3. Identifiability of Internal Variables: The work provides a theoretical proof that internal variables learned from data are unique up to a linear transformation. This addresses the non-uniqueness issue often reported in data-driven constitutive modeling, characterizing the equivalence class of surrogate models.
4. High-Fidelity Surrogate Modeling: The framework is successfully deployed to learn the Taylor-averaged response of a polycrystalline magnesium microstructure, achieving high accuracy without compromising physical consistency.

Results

• Prediction Accuracy: The trained polyconvex neural network achieves a 2% relative error in predicting the Taylor-averaged stress response of the magnesium polycrystal.
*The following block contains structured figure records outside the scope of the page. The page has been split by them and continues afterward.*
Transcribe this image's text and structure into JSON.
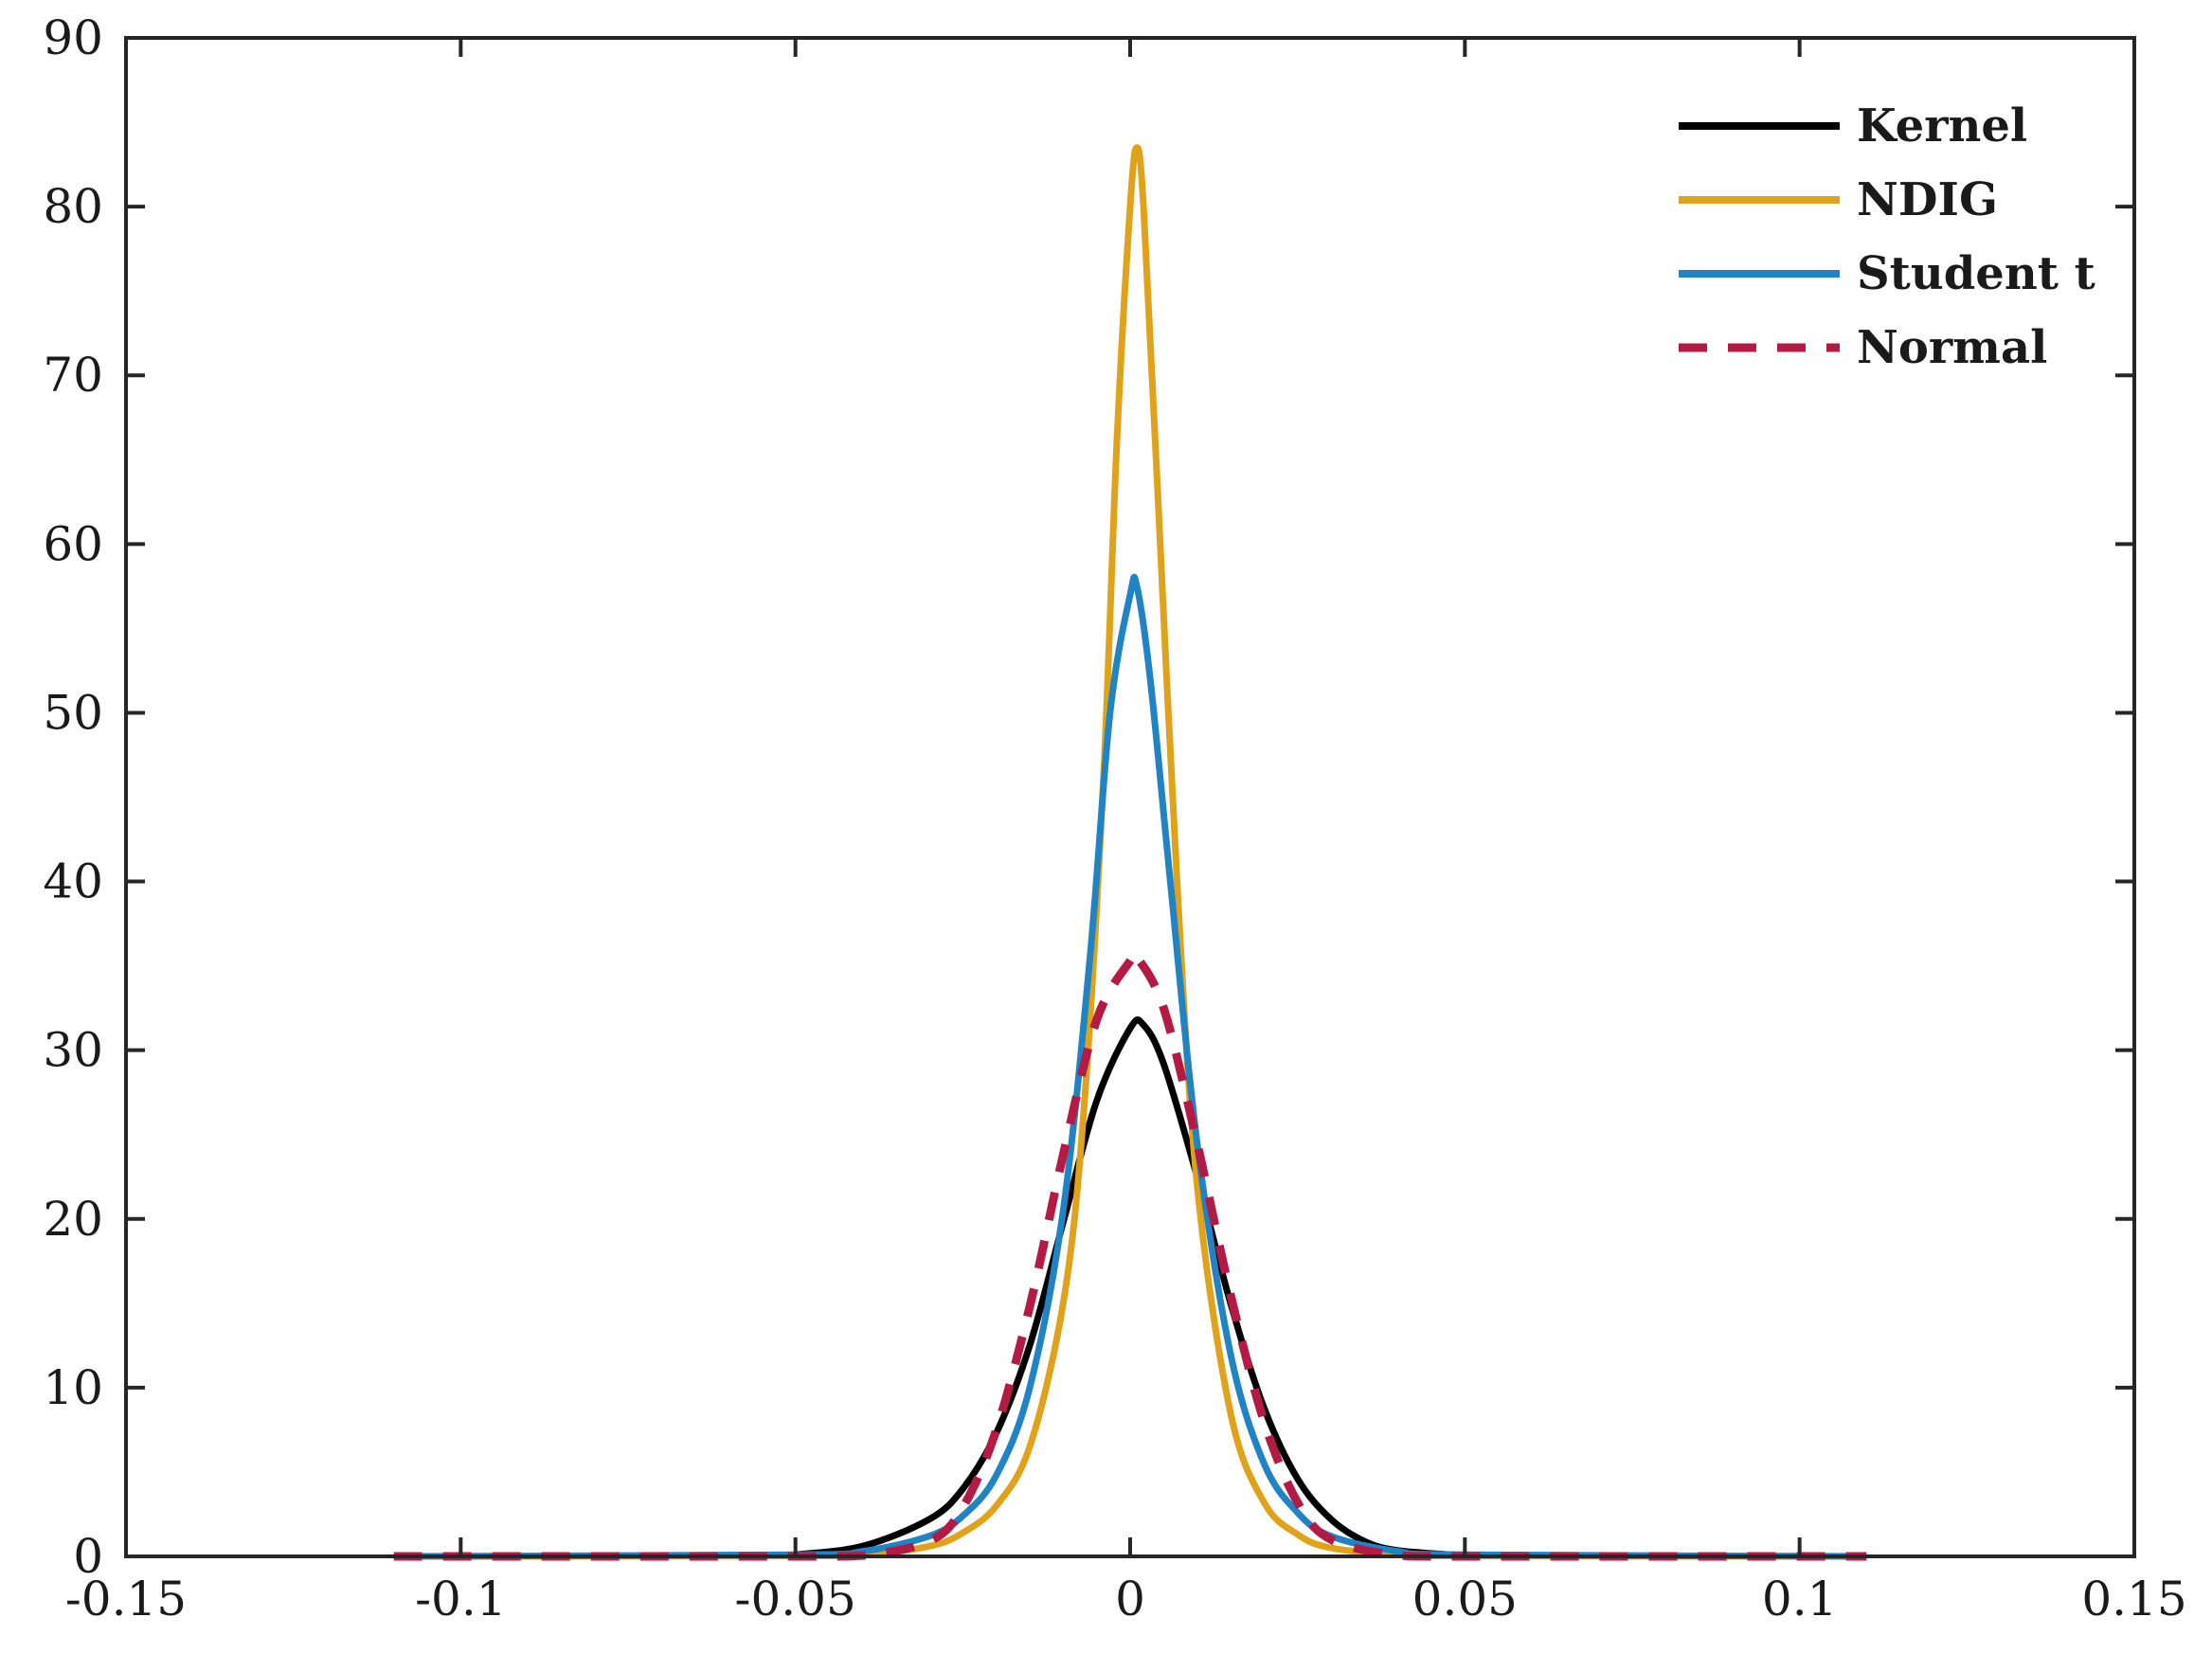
{
  "chart_data": {
    "type": "line",
    "title": "",
    "xlabel": "",
    "ylabel": "",
    "xlim": [
      -0.15,
      0.15
    ],
    "ylim": [
      0,
      90
    ],
    "x_ticks": [
      -0.15,
      -0.1,
      -0.05,
      0,
      0.05,
      0.1,
      0.15
    ],
    "x_tick_labels": [
      "-0.15",
      "-0.1",
      "-0.05",
      "0",
      "0.05",
      "0.1",
      "0.15"
    ],
    "y_ticks": [
      0,
      10,
      20,
      30,
      40,
      50,
      60,
      70,
      80,
      90
    ],
    "y_tick_labels": [
      "0",
      "10",
      "20",
      "30",
      "40",
      "50",
      "60",
      "70",
      "80",
      "90"
    ],
    "grid": false,
    "legend_position": "top-right",
    "series": [
      {
        "name": "Kernel",
        "color": "#000000",
        "dash": "solid",
        "points": [
          [
            -0.05,
            0.1
          ],
          [
            -0.04,
            0.6
          ],
          [
            -0.03,
            2.2
          ],
          [
            -0.025,
            4.0
          ],
          [
            -0.02,
            7.3
          ],
          [
            -0.015,
            12.5
          ],
          [
            -0.01,
            19.8
          ],
          [
            -0.005,
            27.0
          ],
          [
            0,
            31.3
          ],
          [
            0.002,
            31.5
          ],
          [
            0.005,
            29.2
          ],
          [
            0.01,
            22.5
          ],
          [
            0.015,
            15.0
          ],
          [
            0.02,
            8.8
          ],
          [
            0.025,
            4.6
          ],
          [
            0.03,
            2.2
          ],
          [
            0.035,
            0.9
          ],
          [
            0.04,
            0.35
          ],
          [
            0.05,
            0.05
          ]
        ]
      },
      {
        "name": "NDIG",
        "color": "#e0a21a",
        "dash": "solid",
        "points": [
          [
            -0.11,
            0
          ],
          [
            -0.05,
            0.02
          ],
          [
            -0.04,
            0.1
          ],
          [
            -0.03,
            0.6
          ],
          [
            -0.025,
            1.4
          ],
          [
            -0.02,
            3.0
          ],
          [
            -0.015,
            6.5
          ],
          [
            -0.01,
            15.0
          ],
          [
            -0.007,
            26.0
          ],
          [
            -0.004,
            46.0
          ],
          [
            -0.002,
            66.0
          ],
          [
            0,
            80.0
          ],
          [
            0.001,
            83.5
          ],
          [
            0.002,
            80.0
          ],
          [
            0.004,
            64.0
          ],
          [
            0.007,
            40.0
          ],
          [
            0.01,
            22.0
          ],
          [
            0.015,
            8.5
          ],
          [
            0.02,
            3.2
          ],
          [
            0.025,
            1.3
          ],
          [
            0.03,
            0.5
          ],
          [
            0.04,
            0.1
          ],
          [
            0.05,
            0.02
          ],
          [
            0.11,
            0
          ]
        ]
      },
      {
        "name": "Student t",
        "color": "#1f83c4",
        "dash": "solid",
        "points": [
          [
            -0.11,
            0
          ],
          [
            -0.05,
            0.1
          ],
          [
            -0.04,
            0.3
          ],
          [
            -0.03,
            1.2
          ],
          [
            -0.025,
            2.4
          ],
          [
            -0.02,
            4.8
          ],
          [
            -0.015,
            10.0
          ],
          [
            -0.01,
            20.5
          ],
          [
            -0.006,
            35.5
          ],
          [
            -0.003,
            50.0
          ],
          [
            0,
            57.0
          ],
          [
            0.001,
            57.5
          ],
          [
            0.003,
            52.0
          ],
          [
            0.006,
            40.0
          ],
          [
            0.01,
            24.5
          ],
          [
            0.015,
            12.0
          ],
          [
            0.02,
            5.5
          ],
          [
            0.025,
            2.6
          ],
          [
            0.03,
            1.2
          ],
          [
            0.04,
            0.3
          ],
          [
            0.05,
            0.1
          ],
          [
            0.11,
            0
          ]
        ]
      },
      {
        "name": "Normal",
        "color": "#b31b45",
        "dash": "dashed",
        "points": [
          [
            -0.11,
            0
          ],
          [
            -0.05,
            0
          ],
          [
            -0.04,
            0.05
          ],
          [
            -0.03,
            0.9
          ],
          [
            -0.025,
            2.9
          ],
          [
            -0.02,
            7.5
          ],
          [
            -0.015,
            14.8
          ],
          [
            -0.01,
            23.8
          ],
          [
            -0.005,
            31.8
          ],
          [
            0,
            35.3
          ],
          [
            0.001,
            35.5
          ],
          [
            0.005,
            32.5
          ],
          [
            0.01,
            24.5
          ],
          [
            0.015,
            15.5
          ],
          [
            0.02,
            8.0
          ],
          [
            0.025,
            3.2
          ],
          [
            0.03,
            1.0
          ],
          [
            0.04,
            0.05
          ],
          [
            0.05,
            0
          ],
          [
            0.11,
            0
          ]
        ]
      }
    ]
  }
}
The use of energy decomposition (hydrostatic vs. deviatoric) was found to be crucial, reducing error from 15% (without decomposition) to 2%.
• Internal Variable Dimensionality: Empirical analysis indicates that six internal variables are optimal for this specific homogenization problem, balancing accuracy and computational cost.
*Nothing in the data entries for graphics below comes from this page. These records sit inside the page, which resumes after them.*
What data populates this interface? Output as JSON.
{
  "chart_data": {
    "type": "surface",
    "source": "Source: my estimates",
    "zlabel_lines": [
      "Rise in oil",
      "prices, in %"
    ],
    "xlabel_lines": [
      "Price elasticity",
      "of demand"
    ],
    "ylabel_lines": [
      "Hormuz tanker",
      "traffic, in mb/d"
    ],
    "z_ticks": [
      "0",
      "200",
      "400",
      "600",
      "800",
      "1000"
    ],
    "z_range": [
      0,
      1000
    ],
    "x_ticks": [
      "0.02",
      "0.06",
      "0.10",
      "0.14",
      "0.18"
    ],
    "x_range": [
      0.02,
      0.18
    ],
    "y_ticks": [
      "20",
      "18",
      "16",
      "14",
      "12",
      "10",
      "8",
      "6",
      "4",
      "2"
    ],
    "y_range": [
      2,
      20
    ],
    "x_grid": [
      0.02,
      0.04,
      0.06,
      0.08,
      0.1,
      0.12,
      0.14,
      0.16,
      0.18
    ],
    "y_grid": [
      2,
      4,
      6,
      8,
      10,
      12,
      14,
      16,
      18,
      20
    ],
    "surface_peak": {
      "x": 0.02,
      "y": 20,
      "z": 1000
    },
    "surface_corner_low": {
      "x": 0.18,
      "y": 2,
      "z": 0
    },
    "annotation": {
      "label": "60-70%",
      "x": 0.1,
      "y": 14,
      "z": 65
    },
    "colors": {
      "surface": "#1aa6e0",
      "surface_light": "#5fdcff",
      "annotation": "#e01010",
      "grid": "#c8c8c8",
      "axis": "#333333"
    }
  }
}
• Material Stability: Visualizations confirm that the growth functions successfully enforce physical limits. Without these functions, the model predicts finite stress at zero volume (det $F=0$), which is physically unstable. With the functions, the stress correctly approaches negative infinity as the material is compressed.
• Identifiability Verification: The authors trained two independent NN models with different initializations on the same dataset. The resulting internal variable trajectories were found to be linear transformations of each other, with a median linear fit error of approximately 3%, empirically validating the theoretical uniqueness claim.

Significance and Scope
The paper claims that this framework offers a robust, interpretable, and mathematically sound approach to learning constitutive laws for history-dependent materials. By ensuring consistency with thermodynamics and existence theory, the resulting models are suitable for use as surrogates in multiscale finite element solvers (e.g., Abaqus), potentially replacing expensive FE2 calculations. The authors note that while the method was demonstrated on viscoelastic/viscoplastic magnesium, the framework is general enough to capture any history-dependent response. The work concludes by identifying future directions, such as learning heterogeneous, microstructure-dependent potentials and spatially non-local responses, but does not propose specific experimental validations beyond the numerical homogenization case study presented.